When Frank Warren took the helm as Whitworth’s 12th president, in 1940, the campus comprised two buildings and less than 200 students. When he died while still in office, in 1963, Whitworth’s enrollment had grown to 1,700 day and evening students; the campus had 20 buildings; and Whitworth’s assets totaled more than $6 million.
A beloved president, Warren brought Whitworth through some of its hardest days as World War II took a toll on colleges across the country. He also set the college along firm conservative theological lines. In addition to building the campus physically, he sought to integrate Whitworth’s liberal arts program with religious studies, and through that effort brought some of Whitworth’s most highly regarded professors to Spokane. The student body not only grew in size, but also became more diverse due to Warren’s work recruiting beyond Washington state and U.S. borders.

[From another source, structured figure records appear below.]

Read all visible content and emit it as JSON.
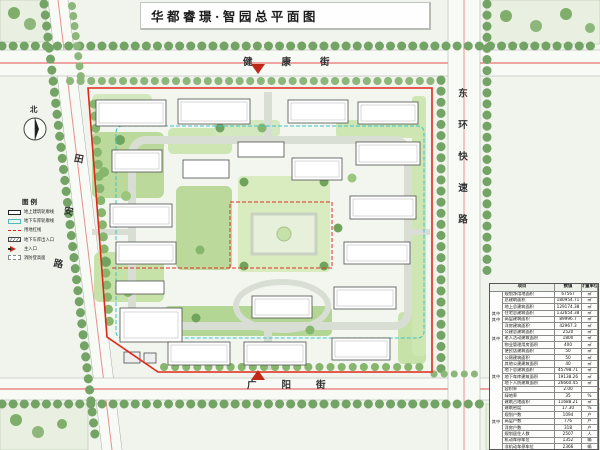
{
  "title": "华都睿璟·智园总平面图",
  "north": {
    "label": "北"
  },
  "streets": {
    "top": "健康街",
    "right": "东环快速路",
    "left": "田安路",
    "bottom": "广阳街"
  },
  "legend": {
    "title": "图例",
    "items": [
      {
        "label": "地上建筑轮廓线",
        "symbol": "black-outline-rect"
      },
      {
        "label": "地下车库轮廓线",
        "symbol": "cyan-rect"
      },
      {
        "label": "用地红线",
        "symbol": "red-dashed-line"
      },
      {
        "label": "地下车库出入口",
        "symbol": "hatched-rect"
      },
      {
        "label": "主入口",
        "symbol": "red-arrow"
      },
      {
        "label": "消防登高面",
        "symbol": "gray-dashed-rect"
      }
    ]
  },
  "table": {
    "headers": {
      "item": "项目",
      "value": "数值",
      "unit": "计量单位"
    },
    "rows": [
      {
        "g": "",
        "label": "规划净用地面积",
        "value": "67567",
        "unit": "㎡"
      },
      {
        "g": "",
        "label": "总建筑面积",
        "value": "180954.71",
        "unit": "㎡"
      },
      {
        "g": "",
        "label": "地上总建筑面积",
        "value": "129174.38",
        "unit": "㎡"
      },
      {
        "g": "其中",
        "label": "住宅总建筑面积",
        "value": "132654.38",
        "unit": "㎡"
      },
      {
        "g": "其中",
        "label": "高层建筑面积",
        "value": "89996.7",
        "unit": "㎡"
      },
      {
        "g": "",
        "label": "洋房建筑面积",
        "value": "42967.3",
        "unit": "㎡"
      },
      {
        "g": "",
        "label": "公建总建筑面积",
        "value": "2520",
        "unit": "㎡"
      },
      {
        "g": "其中",
        "label": "老人活动建筑面积",
        "value": "1800",
        "unit": "㎡"
      },
      {
        "g": "",
        "label": "物业管理用房面积",
        "value": "400",
        "unit": "㎡"
      },
      {
        "g": "",
        "label": "便民店建筑面积",
        "value": "50",
        "unit": "㎡"
      },
      {
        "g": "",
        "label": "公厕建筑面积",
        "value": "50",
        "unit": "㎡"
      },
      {
        "g": "",
        "label": "其他公建建筑面积",
        "value": "40",
        "unit": "㎡"
      },
      {
        "g": "",
        "label": "地下总建筑面积",
        "value": "45798.71",
        "unit": "㎡"
      },
      {
        "g": "其中",
        "label": "地下车库建筑面积",
        "value": "19138.26",
        "unit": "㎡"
      },
      {
        "g": "",
        "label": "地下人防建筑面积",
        "value": "26660.45",
        "unit": "㎡"
      },
      {
        "g": "",
        "label": "容积率",
        "value": "2.00",
        "unit": ""
      },
      {
        "g": "",
        "label": "绿地率",
        "value": "35",
        "unit": "%"
      },
      {
        "g": "",
        "label": "建筑占地面积",
        "value": "11688.21",
        "unit": "㎡"
      },
      {
        "g": "",
        "label": "建筑密度",
        "value": "17.30",
        "unit": "%"
      },
      {
        "g": "",
        "label": "规划户数",
        "value": "1094",
        "unit": "户"
      },
      {
        "g": "其中",
        "label": "高层户数",
        "value": "776",
        "unit": "户"
      },
      {
        "g": "",
        "label": "洋房户数",
        "value": "318",
        "unit": "户"
      },
      {
        "g": "",
        "label": "规划居住人数",
        "value": "2507",
        "unit": "人"
      },
      {
        "g": "",
        "label": "机动车停车位",
        "value": "1352",
        "unit": "辆"
      },
      {
        "g": "",
        "label": "非机动车停车位",
        "value": "2366",
        "unit": "辆"
      }
    ]
  },
  "colors": {
    "boundary_red": "#e02818",
    "garage_cyan": "#38c4ca",
    "street_centerline": "#e06060",
    "tree_green": "#74a465",
    "site_green": "#bcd99c",
    "road_gray": "#d9ded5",
    "background": "#f1f4ec"
  }
}
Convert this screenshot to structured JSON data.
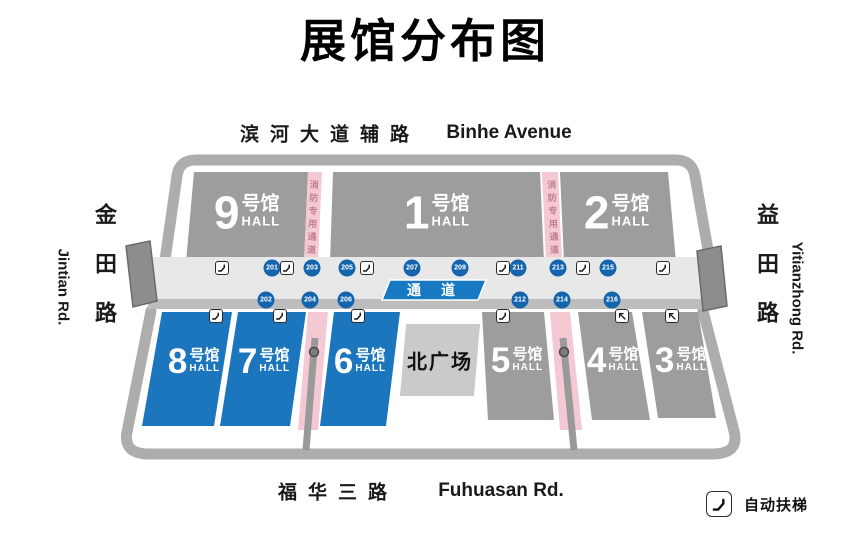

Warren still holds the distinction of being the college’s longest-serving president. In his memorial sermon, Robert Munger, Whitworth trustee and pastor of University Presbyterian Church of Seattle, provided a tribute that aptly captured Warren’s devotion to Whitworth: “No one could be in his presence more than two minutes before he would be sharing some enthusiastic word about the school. To him the faculty members were always the greatest, the students always the sharpest and finest. He could look objectively at their aberrations and immaturities, but usually, even when relating some of the inevitable problems of the undergraduate, he would lean back and with an expressive gesture of outspread arms, he would exclaim, ‘What a grand bunch! I love ’em.’”
Warren held three honorary degrees; chaired the Washington State Parks and Recreation Department; was named “Mr. Presbyterian of the Year” in Spokane; was a regular radio host during his weekly Chapel Hour; and served as president of both the Independent Colleges of Washington and the Association of Presidents of Colleges of Washington.
Warren’s children and grandchildren, several of whom have since graduated from Whitworth, are direct links to a man who devoted much of his life to building the school for the future and ensuring that its foundation remained strong.